When I was a kid I had two ways of making a buck. I mowed yards and I delivered newspapers. In those days, the throbbing metropolis of Muncie, Indiana had two daily publications. The Morning Star and the Evening Press were of the old style newspaper variety with ink on regulation sized paper. I delivered the morning paper seven days a week and the only way I ever got a day off was when I could convince a friend or classmate to take over my route while we went on vacation.

I started delivering newspapers early, usually 5:30am. Can you imagine sending your kids out on a bicycle in the pre-dawn mornings of our current world?

I still chuckle, and sometimes curse under my breath, about the customers I had who never seemed to have 70 cents whenever I came to collect payment. But thinking about it while writing this, that was probably more than made up for by the tips and gifts from the many kind and generous customers along my route.

Over the course of the 14 months I delivered newspapers, I managed to save enough to buy a Heathkit HW-16 transceiver - paper route money was an important link in my life story!

Alas, the two Muncie newspapers melded into a single publication with the paradigm shift that decimated the print publication business and has been in steady decline ever since. These days it’s a once a day publication, about a quarter the size of the original newspapers, and where there had once been a multi-story office building brimming with staff, now there are only a couple of local reporters and columnists still on the payroll. Most of the news is taken from syndication.

And recently announced, distribution of the print publication will no longer be done by paper boys. The newspaper company has brokered some sort of arrangement with the Postal Service to have mail carriers deliver newspapers to those remaining customers still willing to pay hundreds of dollars each year to have a tiny printed newspaper stuffed in their home mailbox five days a week.

It’s the end of another era.

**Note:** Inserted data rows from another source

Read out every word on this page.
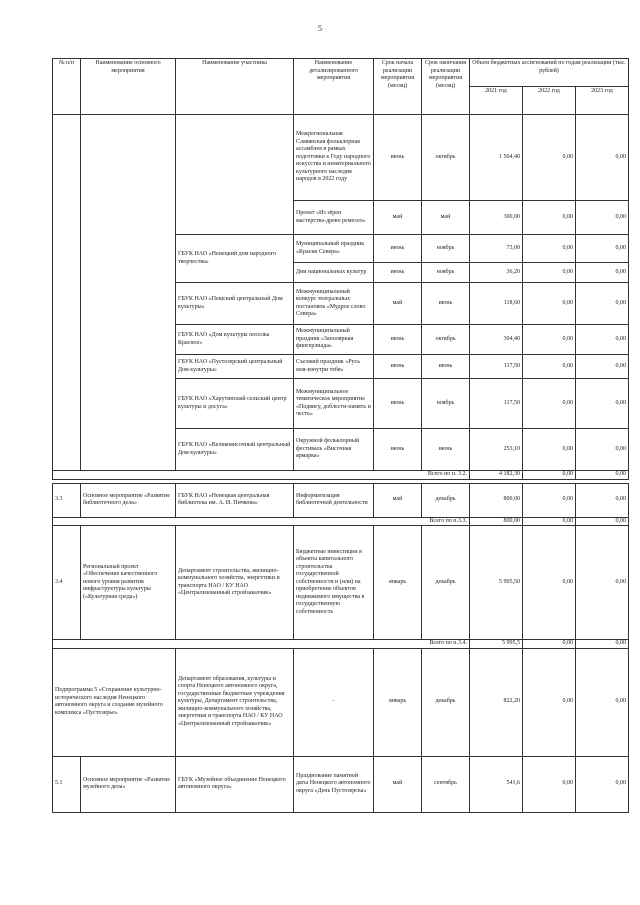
5
№ п/п	Наименование основного мероприятия	Наименование участника	Наименование детализированного мероприятия	Срок начала реализации мероприятия (месяц)	Срок окончания реализации мероприятия (месяц)	Объем бюджетных ассигнований по годам реализации (тыс. рублей)		
						2021 год	2022 год	2023 год
			Межрегиональная Славянская фольклорная ассамблея в рамках подготовки к Году народного искусства и нематериального культурного наследия народов в 2022 году	июнь	октябрь	1 564,40	0,00	0,00
			Проект «Из зёрен мастерства-древо ремесел»	май	май	300,00	0,00	0,00
		ГБУК НАО «Ненецкий дом народного творчества»	Муниципальный праздник «Краски Севера»	июнь	ноябрь	73,00	0,00	0,00
			Дни национальных культур	июнь	ноябрь	36,20	0,00	0,00
		ГБУК НАО «Пешский центральный Дом культуры»	Межмуниципальный конкурс театральных постановок «Мудрое слово Севера»	май	июнь	118,60	0,00	0,00
		ГБУК НАО «Дом культуры поселка Красное»	Межмуниципальный праздник «Заполярная фингерлиада»	июнь	октябрь	304,40	0,00	0,00
		ГБУК НАО «Пустозерский центральный Дом культуры»	Съезжий праздник «Русь моя-изнутри тебя»	июнь	июнь	117,50	0,00	0,00
		ГБУК НАО «Харутинский сельский центр культуры и досуга»	Межмуниципальное тематическое мероприятие «Подвигу, доблести-память и честь»	июнь	ноябрь	117,50	0,00	0,00
		ГБУК НАО «Великовисочный центральный Дом культуры»	Окружной фольклорный фестиваль «Височная ярмарка»	июнь	июнь	253,10	0,00	0,00
Всего по п. 3.2.						4 182,30	0,00	0,00

3.3	Основное мероприятие «Развитие библиотечного дела»	ГБУК НАО «Ненецкая центральная библиотека им. А. И. Пичкова»	Информатизация библиотечной деятельности	май	декабрь	800,00	0,00	0,00
Всего по п.3.3.						800,00	0,00	0,00
3.4	Региональный проект «Обеспечение качественного нового уровня развития инфраструктуры культуры («Культурная среда»)	Департамент строительства, жилищно-коммунального хозяйства, энергетики и транспорта НАО / КУ НАО «Централизованный стройзаказчик»	Бюджетные инвестиции в объекты капитального строительства государственной собственности и (или) на приобретение объектов недвижимого имущества в государственную собственность	январь	декабрь	5 995,50	0,00	0,00
Всего по п.3.4.						5 995,5	0,00	0,00
Подпрограмма 5 «Сохранение культурно-исторического наследия Ненецкого автономного округа и создание музейного комплекса «Пустозерье»		Департамент образования, культуры и спорта Ненецкого автономного округа, государственные бюджетные учреждения культуры, Департамент строительства, жилищно-коммунального хозяйства, энергетики и транспорта НАО / КУ НАО «Централизованный стройзаказчик»	-	январь	декабрь	822,20	0,00	0,00
5.1	Основное мероприятие «Развитие музейного дела»	ГБУК «Музейное объединение Ненецкого автономного округа»	Празднование памятной даты Ненецкого автономного округа «День Пустозерска»	май	сентябрь	541,6	0,00	0,00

While actual newspapers are fairly meaningless to me in this century, the action still evokes a deep feeling of loss in the pit of my stomach, not unlike the feeling I get when I walk into a store and discover they have adopted the self-checkout model. I despise these places and try to avoid them though that’s becoming more difficult.

I’ve noticed when I say such things outloud about half those listening are sympathetic to my view point while the other half tells me “the only thing constant is change, you gotta get over it and go with the flow, this is the future…”

Clearly, half the people I talk with are blathering idiots.